Back to the code. First we split the URL by ‘/’ and take the second element(this is where our language code should be) and store in lang_path(8).
URLS_WITHOUT_LANGUAGE_REDIRECT is just a list of URLs that should not be redirected, if lang_path matches any of the URLs we return None i.e. the request is not changed(9-10). This is used for sections of the site that are not language specific for example media stuff.
Then we get language based on the request(11-13).
If lang_path is empty then the user has requested the home page and we redirect him to the correct language version of it(14-15).
If lang_path does not match any of the declared languages this mean that the language code is missing from the URL and the user is redirected to the correct language version of this page(16-17).

To make the middleware above to work you have to update your settings.py.
First add the middleware to your MIDDLEWARE_CLASSES – in my case the path is ‘middleware.URLMiddlewares.CustomMultilingualURLMiddleware’.

Second add URLS_WITHOUT_LANGUAGE_REDIRECT list and place there the URLs that should not be redirected, example:

URLS_WITHOUT_LANGUAGE_REDIRECT = [
    'css',
    'js',
]

Specialties: If the language code is not in the URL and there is no language cookie set your browser settings will be used to determine your preferred language. Unfortunately most of the users do not know about this option and it often stays set to its default value. If you want this setting to be ignored just add the following code after line 10 in the middleware above:

if request.META.has_key('HTTP_ACCEPT_LANGUAGE'):
    del request.META['HTTP_ACCEPT_LANGUAGE']

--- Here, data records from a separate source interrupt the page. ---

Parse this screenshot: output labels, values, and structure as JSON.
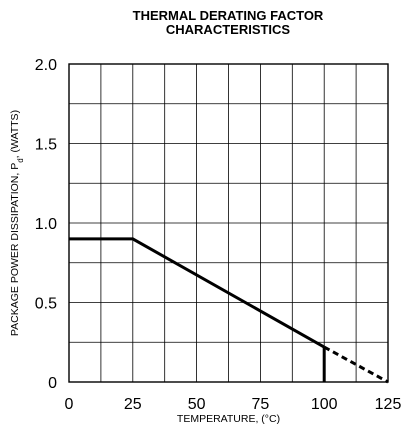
{
  "chart_data": {
    "type": "line",
    "title": "THERMAL DERATING FACTOR",
    "subtitle": "CHARACTERISTICS",
    "xlabel": "TEMPERATURE, (°C)",
    "ylabel": "PACKAGE POWER DISSIPATION, P",
    "ylabel_sub": "d",
    "ylabel_suffix": ", (WATTS)",
    "xlim": [
      0,
      125
    ],
    "ylim": [
      0,
      2.0
    ],
    "grid": true,
    "x_ticks": [
      0,
      25,
      50,
      75,
      100,
      125
    ],
    "x_tick_labels": [
      "0",
      "25",
      "50",
      "75",
      "100",
      "125"
    ],
    "y_ticks": [
      0,
      0.5,
      1.0,
      1.5,
      2.0
    ],
    "y_tick_labels": [
      "0",
      "0.5",
      "1.0",
      "1.5",
      "2.0"
    ],
    "x_minor_step": 12.5,
    "y_minor_step": 0.25,
    "series": [
      {
        "style": "solid",
        "x": [
          0,
          25,
          100
        ],
        "y": [
          0.9,
          0.9,
          0.22
        ]
      },
      {
        "style": "dashed",
        "x": [
          100,
          125
        ],
        "y": [
          0.22,
          0
        ]
      },
      {
        "style": "solid",
        "x": [
          100,
          100
        ],
        "y": [
          0.22,
          0
        ]
      }
    ]
  }
}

It removed the HTTP_ACCEPT_LANGUAGE header sent from the browser and Django uses the language set in its settings ad default.

URLS_WITHOUT_LANGUAGE_REDIRECT is extremely useful if you are developing using the built in dev server and serve the media files trough it. But once you put your website on production I strongly encourage you to serve these files directly by the web server instead of using Django static serve.

Final words: In Django 1.4 there will be big changes about multilingual URLs but till then you can use this code will improve your website SEO. Any ideas of improvement will be appreciated.